Cantate tutti insieme con me, anche se è passata una settimana. Tanti auguriiiii a teeeee, tanti auguriiii a teeeeee, tanti auguri mamma Betta, tanti auguriiiiii a teeeeeee.
La nana me la canta tutte le mattine. Anche se ho compiuto gli anni il 21. 🙂 E mi chiede quando rifaccio questa torta. Che, mamma, se togli tutte le fragole è buonissima.
Forse per quando compirà lei 38 anni riuscirà a mangiare la frutta…
Marghe says
Mi sono commossa leggendoti, sono saltata tra le righe un pò ridendo e un pò piangendo, su un’altalena di malinconia e divertimento. Avrei voluto abbracciare stretta quella trentenne e dare il 5 a quella trentenne+1 che è andata a sfondarsi di cibo respirando sole. Ma ho abbracciato la quasi 38enne, e va bene così :*
Elisabetta Gavasso says
La trentenne+1 vince a mani basse sulla trentenne. La trentottenne vince su entrambe! Baci, bionda!
Vanessa says
Ho una mamma che mi ha avuto a 21 anni… e quando avevo 6 anni le spiegai che purtroppo a 28 anni sarebbe entrata nell’età della vecchiaia (nonostante indossasse jeans e superga). Da questo punto di vista ringrazio il cielo di aver avuto figli maschi, perchè credo che mi risparmieranno considerazioni di questo tipo! 😀 Fossi stata un po’ più cazzara a 30 anni ti saresti goduta la tua giornata di shopping a New York. Per fortuna a tutto c’è rimedio! Gli auguri te li rifaccio volentieri anche qua! 🙂
Elisabetta Gavasso says
La nana già mi dice che ho le tette che scendono.. E giuro che non è vero! Piccole iene crescono, beata te che hai i maschi!
roberta morasco says
Allora intanto numero uno io ne ho qualcuno più di te e NON SONO VECCHIA!

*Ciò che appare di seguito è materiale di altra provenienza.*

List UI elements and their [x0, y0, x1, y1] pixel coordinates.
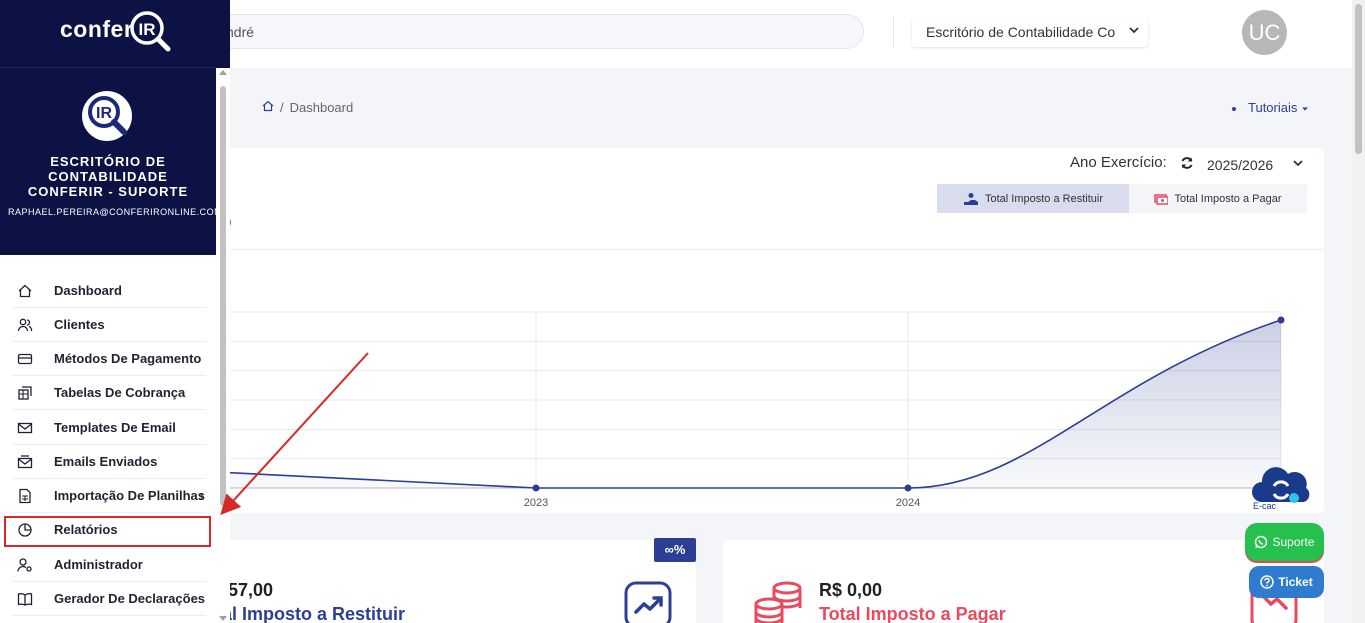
sidebar-scrollbar-thumb[interactable]	[220, 86, 226, 506]
book-icon	[17, 592, 33, 606]
sidebar-nav: Dashboard Clientes Métodos De Pagamento …	[0, 255, 216, 623]
suporte-button[interactable]: Suporte	[1245, 523, 1324, 561]
sidebar-item-label: Tabelas De Cobrança	[54, 385, 186, 400]
page-scrollbar-thumb[interactable]	[1355, 4, 1362, 154]
scroll-up-icon[interactable]	[219, 70, 227, 75]
stat-value-pagar: R$ 0,00	[819, 580, 883, 600]
ano-exercicio-label: Ano Exercício:	[1070, 154, 1167, 171]
tutoriais-dropdown[interactable]: Tutoriais	[1232, 100, 1309, 115]
sidebar-header: confer IR IR ESCRITÓRIO DE CONTABILIDADE…	[0, 0, 239, 255]
trending-up-icon	[624, 581, 672, 623]
home-icon	[18, 284, 32, 297]
bullet-icon	[1232, 106, 1236, 111]
scroll-down-icon[interactable]	[219, 616, 227, 621]
sidebar-item-tabelas-cobranca[interactable]: Tabelas De Cobrança	[12, 376, 206, 410]
logo-text: confer	[60, 16, 134, 42]
relatorios-highlight-box	[4, 516, 211, 547]
company-select[interactable]: Escritório de Contabilidade Co	[912, 17, 1148, 47]
ano-exercicio-select[interactable]: 2025/2026	[1202, 154, 1312, 176]
logo-magnifier-icon: IR	[130, 11, 171, 52]
org-logo-icon: IR	[82, 91, 132, 141]
sidebar-scrollbar[interactable]	[216, 68, 230, 623]
help-circle-icon	[1260, 575, 1275, 589]
org-email: RAPHAEL.PEREIRA@CONFERIRONLINE.COM.BR	[8, 207, 239, 217]
sidebar-item-templates-email[interactable]: Templates De Email	[12, 411, 206, 445]
app-logo[interactable]: confer IR	[60, 9, 172, 53]
breadcrumb-current: Dashboard	[289, 100, 354, 115]
x-tick-label: 2023	[524, 497, 548, 508]
sidebar-item-emails-enviados[interactable]: Emails Enviados	[12, 445, 206, 479]
money-icon	[1154, 193, 1169, 205]
sidebar-item-dashboard[interactable]: Dashboard	[12, 274, 206, 308]
tab-restituir-label: Total Imposto a Restituir	[985, 192, 1103, 205]
sidebar-item-administrador[interactable]: Administrador	[12, 548, 206, 582]
sidebar-item-label: Administrador	[54, 557, 143, 572]
home-icon[interactable]	[262, 100, 274, 115]
card-divider	[210, 249, 1324, 250]
sidebar-item-label: Emails Enviados	[54, 454, 158, 469]
data-point	[1277, 316, 1285, 324]
stat-label-pagar: Total Imposto a Pagar	[819, 604, 1006, 623]
chevron-right-icon: ›	[199, 488, 204, 503]
user-avatar[interactable]: UC	[1242, 10, 1287, 55]
tab-total-imposto-pagar[interactable]: Total Imposto a Pagar	[1129, 184, 1307, 213]
caret-down-icon	[1302, 107, 1308, 111]
percent-badge: ∞%	[654, 538, 696, 562]
credit-card-icon	[17, 353, 33, 364]
spreadsheet-icon	[19, 488, 31, 503]
stat-label-restituir: al Imposto a Restituir	[222, 604, 406, 623]
sidebar-item-gerador-declaracoes[interactable]: Gerador De Declarações	[12, 582, 206, 616]
table-icon	[18, 385, 32, 400]
org-name: ESCRITÓRIO DE CONTABILIDADE CONFERIR - S…	[27, 154, 189, 199]
sidebar-item-label: Templates De Email	[54, 420, 176, 435]
header-divider	[0, 67, 216, 68]
tab-pagar-label: Total Imposto a Pagar	[1174, 192, 1282, 205]
suporte-label: Suporte	[1272, 535, 1315, 549]
sidebar-item-metodos-pagamento[interactable]: Métodos De Pagamento	[12, 342, 206, 376]
sidebar-item-label: Métodos De Pagamento	[54, 351, 202, 366]
stat-value-restituir: 57,00	[228, 580, 274, 600]
chevron-down-icon	[1292, 157, 1304, 172]
sidebar-item-label: Clientes	[54, 317, 105, 332]
tutoriais-label: Tutoriais	[1248, 100, 1298, 115]
series-area	[210, 320, 1281, 488]
mail-sent-icon	[17, 454, 33, 468]
ecac-label: E-cac	[1253, 501, 1277, 511]
data-point	[532, 484, 540, 492]
search-input[interactable]: ndré	[180, 14, 864, 49]
tab-total-imposto-restituir[interactable]: Total Imposto a Restituir	[937, 184, 1129, 213]
stat-card-restituir: ∞% 57,00 al Imposto a Restituir	[210, 538, 696, 623]
page-scrollbar[interactable]	[1352, 0, 1365, 623]
svg-text:IR: IR	[96, 105, 112, 122]
users-icon	[17, 318, 33, 331]
chart-card: Ano Exercício: 2025/2026 Total Imposto a…	[210, 148, 1324, 513]
area-chart[interactable]: 2023 2024	[210, 268, 1324, 508]
ticket-label: Ticket	[1278, 575, 1313, 589]
hand-coin-icon	[964, 192, 978, 205]
user-cog-icon	[17, 557, 32, 572]
stat-card-pagar: R$ 0,00 Total Imposto a Pagar	[723, 540, 1324, 623]
sidebar-item-label: Dashboard	[54, 283, 122, 298]
sidebar-item-clientes[interactable]: Clientes	[12, 308, 206, 342]
ano-exercicio-value: 2025/2026	[1207, 157, 1274, 173]
chevron-down-icon	[1128, 24, 1140, 39]
whatsapp-icon	[1255, 535, 1268, 549]
breadcrumb: / Dashboard	[262, 100, 353, 115]
data-point	[904, 484, 912, 492]
mail-icon	[17, 422, 33, 433]
ticket-button[interactable]: Ticket	[1249, 566, 1324, 598]
breadcrumb-separator: /	[280, 100, 284, 115]
header-divider	[893, 16, 894, 48]
x-tick-label: 2024	[896, 497, 920, 508]
refresh-icon[interactable]	[1180, 156, 1194, 170]
sidebar-item-label: Importação De Planilhas	[54, 488, 205, 503]
sidebar-item-label: Gerador De Declarações	[54, 591, 206, 606]
coins-icon	[754, 581, 802, 623]
company-select-value: Escritório de Contabilidade Co	[926, 24, 1116, 40]
logo-mark-text: IR	[139, 20, 156, 39]
sidebar-item-importacao-planilhas[interactable]: Importação De Planilhas ›	[12, 479, 206, 513]
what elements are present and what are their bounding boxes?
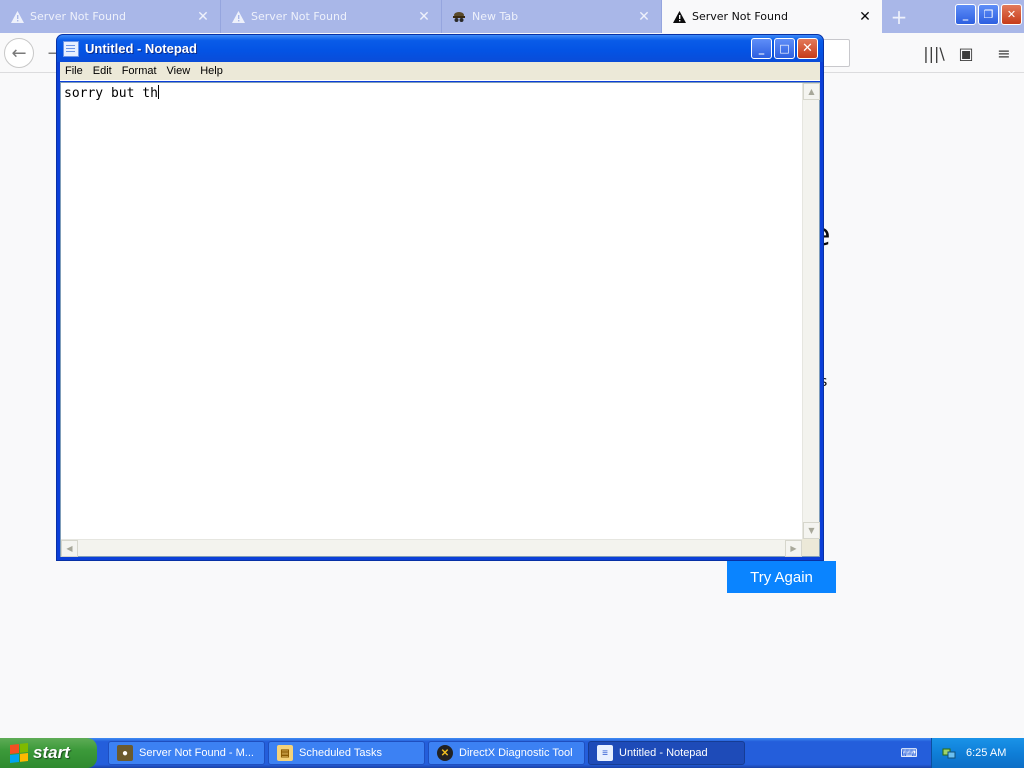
- start-label: start: [33, 743, 70, 762]
- spy-icon: [452, 10, 466, 23]
- browser-close-button[interactable]: ✕: [1001, 4, 1022, 25]
- vertical-scrollbar[interactable]: ▲ ▼: [802, 83, 820, 539]
- close-tab-icon[interactable]: ✕: [858, 9, 872, 25]
- tab-new-tab[interactable]: New Tab ✕: [442, 0, 662, 33]
- tab-server-not-found-active[interactable]: Server Not Found ✕: [662, 0, 882, 33]
- task-firefox[interactable]: ● Server Not Found - M...: [108, 741, 265, 765]
- start-button[interactable]: start: [0, 738, 97, 768]
- warning-icon: [231, 10, 245, 23]
- tab-label: Server Not Found: [251, 10, 347, 23]
- menu-edit[interactable]: Edit: [88, 65, 117, 77]
- menu-file[interactable]: File: [60, 65, 88, 77]
- notepad-icon: [63, 40, 79, 57]
- warning-icon: [672, 10, 686, 23]
- firefox-icon: ●: [117, 745, 133, 761]
- tab-label: New Tab: [472, 10, 519, 23]
- close-button[interactable]: ✕: [797, 38, 818, 59]
- window-title: Untitled - Notepad: [85, 41, 197, 56]
- new-tab-button[interactable]: +: [884, 0, 914, 33]
- minimize-button[interactable]: _: [751, 38, 772, 59]
- tab-server-not-found-2[interactable]: Server Not Found ✕: [221, 0, 442, 33]
- notepad-title-bar[interactable]: Untitled - Notepad _ □ ✕: [57, 35, 823, 62]
- text-caret: [157, 85, 159, 99]
- menu-help[interactable]: Help: [195, 65, 228, 77]
- scroll-down-icon[interactable]: ▼: [803, 522, 820, 539]
- menu-bar: File Edit Format View Help: [60, 62, 820, 81]
- task-label: DirectX Diagnostic Tool: [459, 747, 573, 759]
- clock[interactable]: 6:25 AM: [966, 747, 1006, 759]
- warning-icon: [10, 10, 24, 23]
- sidebar-icon[interactable]: ▣: [952, 39, 980, 67]
- scroll-left-icon[interactable]: ◀: [61, 540, 78, 557]
- task-label: Untitled - Notepad: [619, 747, 708, 759]
- try-again-button[interactable]: Try Again: [727, 561, 836, 593]
- tab-label: Server Not Found: [692, 10, 788, 23]
- tab-server-not-found-1[interactable]: Server Not Found ✕: [0, 0, 221, 33]
- task-directx[interactable]: ✕ DirectX Diagnostic Tool: [428, 741, 585, 765]
- windows-logo-icon: [10, 743, 28, 763]
- back-button[interactable]: ←: [4, 38, 34, 68]
- maximize-button[interactable]: □: [774, 38, 795, 59]
- close-tab-icon[interactable]: ✕: [637, 9, 651, 25]
- close-tab-icon[interactable]: ✕: [196, 9, 210, 25]
- scroll-up-icon[interactable]: ▲: [803, 83, 820, 100]
- document-text[interactable]: sorry but th: [64, 85, 159, 101]
- notepad-icon: ≡: [597, 745, 613, 761]
- document-content: sorry but th: [64, 86, 158, 101]
- browser-minimize-button[interactable]: _: [955, 4, 976, 25]
- menu-view[interactable]: View: [162, 65, 196, 77]
- task-label: Server Not Found - M...: [139, 747, 254, 759]
- taskbar: start ● Server Not Found - M... ▤ Schedu…: [0, 738, 1024, 768]
- horizontal-scrollbar[interactable]: ◀ ▶: [61, 539, 802, 557]
- browser-restore-button[interactable]: ❐: [978, 4, 999, 25]
- directx-icon: ✕: [437, 745, 453, 761]
- scroll-right-icon[interactable]: ▶: [785, 540, 802, 557]
- menu-icon[interactable]: ≡: [990, 39, 1018, 67]
- system-tray: 6:25 AM: [931, 738, 1024, 768]
- notepad-window: Untitled - Notepad _ □ ✕ File Edit Forma…: [56, 34, 824, 561]
- library-icon[interactable]: |||\: [920, 39, 948, 67]
- task-scheduled-tasks[interactable]: ▤ Scheduled Tasks: [268, 741, 425, 765]
- network-icon[interactable]: [942, 746, 956, 760]
- keyboard-icon[interactable]: ⌨: [900, 745, 918, 761]
- scheduled-tasks-icon: ▤: [277, 745, 293, 761]
- menu-format[interactable]: Format: [117, 65, 162, 77]
- close-tab-icon[interactable]: ✕: [417, 9, 431, 25]
- task-notepad[interactable]: ≡ Untitled - Notepad: [588, 741, 745, 765]
- task-label: Scheduled Tasks: [299, 747, 382, 759]
- resize-grip-icon[interactable]: [802, 539, 819, 556]
- text-area[interactable]: sorry but th ▲ ▼ ◀ ▶: [60, 82, 820, 557]
- tab-label: Server Not Found: [30, 10, 126, 23]
- browser-tab-bar: Server Not Found ✕ Server Not Found ✕ Ne…: [0, 0, 1024, 33]
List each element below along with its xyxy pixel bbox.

Due le decolleté non te le meriti se scrivi Jimmy Chou e non Choo…sacrilegio! (ahahahahahaha)
Tre passa una fetta di questa torta buonerrima và che domani mattina vado a correre anche io 🙂
Ri- auguroni ‘vecia’ (sai vero che a Venezia gli amici si chiamano così?)
smuack!
Roby
Elisabetta Gavasso says
Vecia anche qui, tranquilla… Cmq, la signora Choo piange e il mio correttore non si è accorto di una simile bestemmia. Correggo subito!! Ciao cccciovane!!